Both of these questions get to the heart of how we treat the Scriptures. Is the Bible an inert book, that waits for us to read the words, figure out how they apply to our lives, and then apply them? Or are the Scriptures–as Hebrews says–a living and active word, which the Holy Spirit applies to us in order to do something to us, to give us the Truth (Christ) to believe, and to sustain our faith in the midst of all the things over which we have no control?
This led us into a discussion about how we use the Bible as individuals. We recalled that for most of Church history, individuals never had a Bible which they could open in the privacy of their own homes and read silently.

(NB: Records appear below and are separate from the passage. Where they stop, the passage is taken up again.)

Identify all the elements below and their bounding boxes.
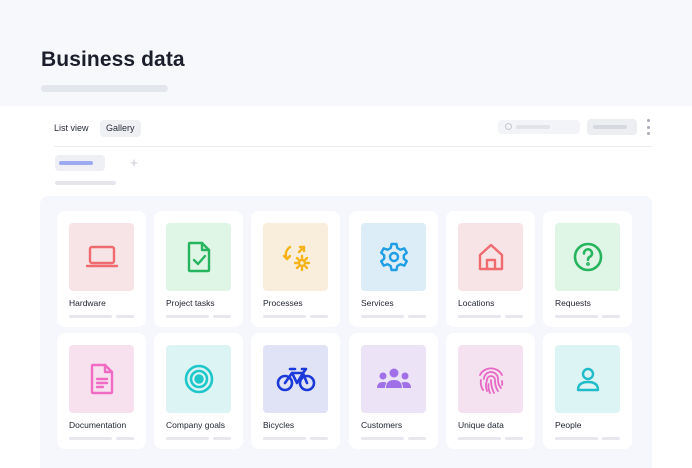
card-label: Customers xyxy=(361,420,403,430)
card-label: Company goals xyxy=(166,420,226,430)
view-toolbar: List view Gallery xyxy=(40,118,652,140)
card-label: Services xyxy=(361,298,394,308)
card-label: Bicycles xyxy=(263,420,295,430)
card-meta-placeholder-bar xyxy=(116,315,134,318)
card-meta-placeholder-bar xyxy=(361,315,404,318)
checked-document-icon xyxy=(186,241,212,273)
gallery-card[interactable]: Unique data xyxy=(446,333,535,449)
card-meta-placeholder-bar xyxy=(166,437,209,440)
search-placeholder-bar xyxy=(516,125,550,129)
document-icon xyxy=(89,363,115,395)
card-meta-placeholder-bar xyxy=(361,437,404,440)
search-icon xyxy=(505,123,512,130)
group-icon xyxy=(375,366,413,392)
card-thumbnail xyxy=(555,345,620,413)
gallery-card[interactable]: Hardware xyxy=(57,211,146,327)
search-input[interactable] xyxy=(498,120,580,134)
title-placeholder-bar xyxy=(41,85,168,92)
card-meta-placeholder-bar xyxy=(458,437,501,440)
gallery-card[interactable]: Bicycles xyxy=(251,333,340,449)
card-thumbnail xyxy=(458,223,523,291)
target-icon xyxy=(183,363,215,395)
card-meta-placeholder-bar xyxy=(213,437,231,440)
card-meta-placeholder-bar xyxy=(69,437,112,440)
card-meta-placeholder-bar xyxy=(505,437,523,440)
gear-icon xyxy=(378,241,410,273)
card-thumbnail xyxy=(166,345,231,413)
gallery-card[interactable]: Company goals xyxy=(154,333,243,449)
record-count-placeholder-bar xyxy=(55,181,116,185)
card-thumbnail xyxy=(69,345,134,413)
card-label: Requests xyxy=(555,298,591,308)
laptop-icon xyxy=(85,242,119,272)
gallery-card[interactable]: Requests xyxy=(543,211,632,327)
filter-chip[interactable] xyxy=(55,155,105,171)
card-meta-placeholder-bar xyxy=(602,315,620,318)
card-meta-placeholder-bar xyxy=(555,437,598,440)
card-meta-placeholder-bar xyxy=(310,437,328,440)
bicycle-icon xyxy=(276,365,316,393)
gallery-card[interactable]: Processes xyxy=(251,211,340,327)
card-thumbnail xyxy=(263,223,328,291)
question-icon xyxy=(572,241,604,273)
card-meta-placeholder-bar xyxy=(458,315,501,318)
card-meta-placeholder-bar xyxy=(310,315,328,318)
card-meta-placeholder-bar xyxy=(166,315,209,318)
add-filter-button[interactable]: + xyxy=(128,155,140,171)
card-meta-placeholder-bar xyxy=(408,315,426,318)
gallery-card[interactable]: People xyxy=(543,333,632,449)
tab-gallery[interactable]: Gallery xyxy=(100,120,141,137)
card-label: People xyxy=(555,420,582,430)
toolbar-action-button[interactable] xyxy=(587,119,637,135)
tab-list-view[interactable]: List view xyxy=(48,120,95,137)
card-label: Documentation xyxy=(69,420,127,430)
process-cycle-icon xyxy=(280,241,312,273)
card-label: Processes xyxy=(263,298,303,308)
card-meta-placeholder-bar xyxy=(408,437,426,440)
card-label: Unique data xyxy=(458,420,504,430)
person-icon xyxy=(574,365,602,393)
filter-chip-placeholder-bar xyxy=(59,161,93,165)
card-label: Project tasks xyxy=(166,298,215,308)
action-button-placeholder-bar xyxy=(593,125,627,129)
card-thumbnail xyxy=(166,223,231,291)
card-meta-placeholder-bar xyxy=(69,315,112,318)
card-meta-placeholder-bar xyxy=(263,315,306,318)
card-meta-placeholder-bar xyxy=(602,437,620,440)
card-meta-placeholder-bar xyxy=(505,315,523,318)
gallery-card[interactable]: Customers xyxy=(349,333,438,449)
card-label: Locations xyxy=(458,298,495,308)
gallery-card[interactable]: Project tasks xyxy=(154,211,243,327)
more-options-icon[interactable] xyxy=(644,119,652,135)
card-label: Hardware xyxy=(69,298,106,308)
card-thumbnail xyxy=(555,223,620,291)
toolbar-divider xyxy=(54,146,652,147)
page-title: Business data xyxy=(41,48,185,71)
home-icon xyxy=(476,242,506,272)
fingerprint-icon xyxy=(476,363,506,395)
gallery-card[interactable]: Documentation xyxy=(57,333,146,449)
card-meta-placeholder-bar xyxy=(116,437,134,440)
card-thumbnail xyxy=(69,223,134,291)
card-thumbnail xyxy=(458,345,523,413)
card-meta-placeholder-bar xyxy=(213,315,231,318)
card-thumbnail xyxy=(263,345,328,413)
card-thumbnail xyxy=(361,223,426,291)
card-thumbnail xyxy=(361,345,426,413)
card-meta-placeholder-bar xyxy=(263,437,306,440)
card-meta-placeholder-bar xyxy=(555,315,598,318)
gallery-card[interactable]: Services xyxy=(349,211,438,327)
gallery-card[interactable]: Locations xyxy=(446,211,535,327)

They heard the Scriptures of Jesus proclaimed to them, they believed them, and the Holy Spirit brought them into the story that God is telling in the Scriptures.

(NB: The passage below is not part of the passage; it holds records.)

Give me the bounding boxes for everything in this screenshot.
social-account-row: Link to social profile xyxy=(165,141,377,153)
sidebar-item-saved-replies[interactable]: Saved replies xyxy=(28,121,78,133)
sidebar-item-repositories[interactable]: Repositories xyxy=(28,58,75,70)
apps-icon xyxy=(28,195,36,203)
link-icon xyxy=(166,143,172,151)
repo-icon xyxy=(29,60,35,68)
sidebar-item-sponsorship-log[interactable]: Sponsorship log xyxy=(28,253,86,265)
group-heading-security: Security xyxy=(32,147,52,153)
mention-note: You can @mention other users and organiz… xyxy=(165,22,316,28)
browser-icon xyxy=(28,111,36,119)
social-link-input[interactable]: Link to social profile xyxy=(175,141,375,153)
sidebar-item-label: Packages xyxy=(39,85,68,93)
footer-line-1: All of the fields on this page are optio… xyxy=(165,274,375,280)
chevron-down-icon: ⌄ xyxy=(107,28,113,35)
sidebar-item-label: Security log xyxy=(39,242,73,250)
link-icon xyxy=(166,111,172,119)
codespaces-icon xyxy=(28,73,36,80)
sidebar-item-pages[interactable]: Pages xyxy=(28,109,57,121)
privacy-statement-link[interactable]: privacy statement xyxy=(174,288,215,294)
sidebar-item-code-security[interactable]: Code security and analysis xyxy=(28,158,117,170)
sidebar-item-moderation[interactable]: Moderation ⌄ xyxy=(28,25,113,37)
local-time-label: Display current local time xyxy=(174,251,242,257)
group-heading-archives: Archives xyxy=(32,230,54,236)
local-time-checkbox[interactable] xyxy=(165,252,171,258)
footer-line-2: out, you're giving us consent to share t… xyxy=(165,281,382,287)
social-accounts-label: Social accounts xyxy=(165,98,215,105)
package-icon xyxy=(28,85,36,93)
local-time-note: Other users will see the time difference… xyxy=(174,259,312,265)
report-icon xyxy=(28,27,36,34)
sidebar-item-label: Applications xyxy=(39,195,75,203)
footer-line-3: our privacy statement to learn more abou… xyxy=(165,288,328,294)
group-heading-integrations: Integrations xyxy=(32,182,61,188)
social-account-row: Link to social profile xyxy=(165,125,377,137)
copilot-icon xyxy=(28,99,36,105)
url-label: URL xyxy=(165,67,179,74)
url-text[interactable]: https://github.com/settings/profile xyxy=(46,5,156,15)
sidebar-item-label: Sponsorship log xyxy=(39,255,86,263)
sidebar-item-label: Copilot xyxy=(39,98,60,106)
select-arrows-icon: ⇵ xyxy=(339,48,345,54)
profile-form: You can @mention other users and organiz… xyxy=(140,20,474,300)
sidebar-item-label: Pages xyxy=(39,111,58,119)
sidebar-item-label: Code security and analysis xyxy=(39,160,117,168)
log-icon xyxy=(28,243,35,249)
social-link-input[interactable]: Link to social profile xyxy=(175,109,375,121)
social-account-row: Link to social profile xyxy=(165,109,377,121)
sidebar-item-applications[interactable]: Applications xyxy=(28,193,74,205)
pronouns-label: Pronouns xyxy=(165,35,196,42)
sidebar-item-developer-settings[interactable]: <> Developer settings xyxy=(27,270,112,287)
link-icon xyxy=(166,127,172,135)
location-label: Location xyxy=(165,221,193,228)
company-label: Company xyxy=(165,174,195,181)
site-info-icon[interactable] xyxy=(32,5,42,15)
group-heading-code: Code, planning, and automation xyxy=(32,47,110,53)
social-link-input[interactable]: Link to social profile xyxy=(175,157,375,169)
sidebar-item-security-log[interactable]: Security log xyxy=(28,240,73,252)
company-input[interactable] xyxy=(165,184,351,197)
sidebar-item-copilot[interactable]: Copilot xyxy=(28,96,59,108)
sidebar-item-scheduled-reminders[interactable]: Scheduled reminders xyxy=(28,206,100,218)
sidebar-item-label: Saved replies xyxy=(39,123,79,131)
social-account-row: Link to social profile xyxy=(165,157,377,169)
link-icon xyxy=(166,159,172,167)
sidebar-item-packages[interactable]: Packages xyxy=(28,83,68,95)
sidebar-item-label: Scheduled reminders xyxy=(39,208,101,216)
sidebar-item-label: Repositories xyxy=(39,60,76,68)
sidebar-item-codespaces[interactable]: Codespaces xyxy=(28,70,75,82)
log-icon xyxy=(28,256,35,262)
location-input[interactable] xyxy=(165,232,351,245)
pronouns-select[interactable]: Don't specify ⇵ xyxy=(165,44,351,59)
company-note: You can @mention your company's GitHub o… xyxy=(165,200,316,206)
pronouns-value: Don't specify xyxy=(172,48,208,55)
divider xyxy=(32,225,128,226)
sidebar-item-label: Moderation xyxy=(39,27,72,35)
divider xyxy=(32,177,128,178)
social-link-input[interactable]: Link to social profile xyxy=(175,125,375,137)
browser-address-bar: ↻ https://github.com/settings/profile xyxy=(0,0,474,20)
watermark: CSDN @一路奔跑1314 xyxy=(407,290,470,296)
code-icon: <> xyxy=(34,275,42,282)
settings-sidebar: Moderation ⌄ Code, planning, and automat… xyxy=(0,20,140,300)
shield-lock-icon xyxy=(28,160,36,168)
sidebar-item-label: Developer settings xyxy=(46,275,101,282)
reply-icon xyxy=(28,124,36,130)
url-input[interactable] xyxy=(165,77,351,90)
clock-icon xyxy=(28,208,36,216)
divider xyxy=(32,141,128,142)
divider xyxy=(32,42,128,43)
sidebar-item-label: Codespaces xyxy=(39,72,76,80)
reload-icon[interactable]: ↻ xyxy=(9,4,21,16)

We also talked about how individuals understand what they are reading. With Acts 8:31 in mind, we wrestled with how individual Christians ought to read the Bible. I made the distinction between reading the Bible as an individual member of the Body of Christ and reading the Bible as an individual isolated from the Body of Christ. It is helpful to keep in mind what is the greater danger in our particular time and place. Is it that Christians will not be able to hear the Scriptures in their own language because “the Church” is controlling the Bible and simply telling people what it says and what they ought to believe (as it was, at least in part, prior to the Reformation)? Or is it (as I believe) that individual Christians, cut off from the history of the Holy Spirit’s work in the Body of Christ, will read individual passages of Scripture out of context and figure out how the words apply and fit into their lives, as if our lives were the main story, rather than the Scriptural story?

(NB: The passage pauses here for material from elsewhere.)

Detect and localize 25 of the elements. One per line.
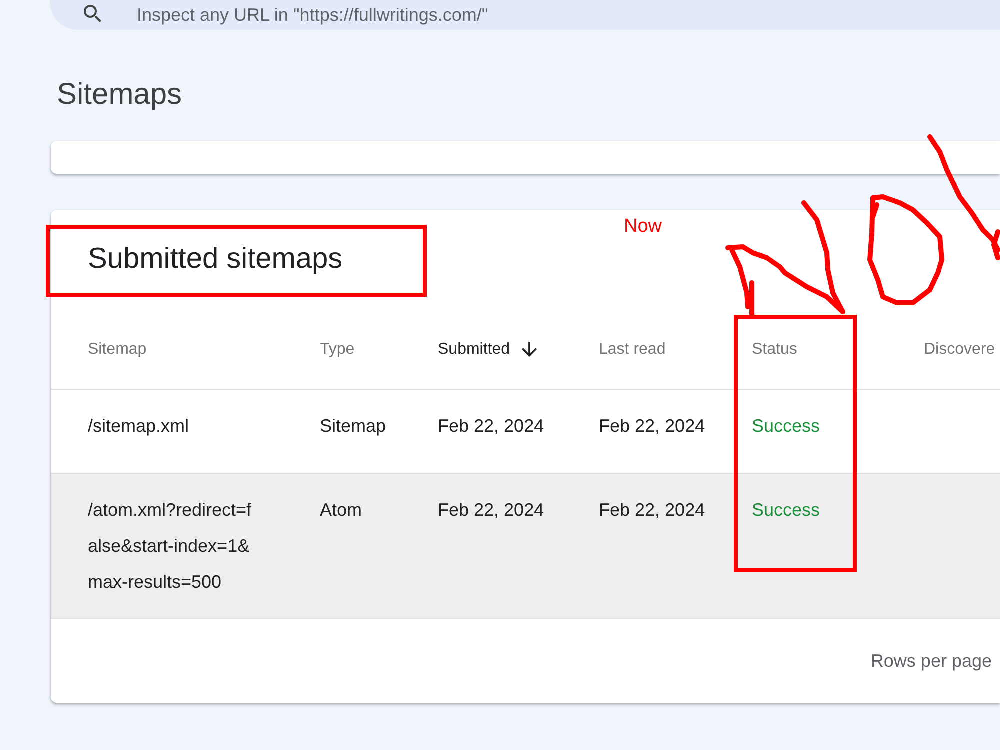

The topic gets complicated! It is wound up with the history of how the Scriptures came to be, the challenges to the primacy of Christ in various ways, the history of interpreting the Scriptures, and many other things.
We agreed that that sort of information is probably not where we’re going to start when discussing the Gospel or the Scriptures with unbelievers! And yet, if it is in the Scriptures–all the words that testify of Jesus–then we can’t ignore the words or stop trying to increase in our understanding of them.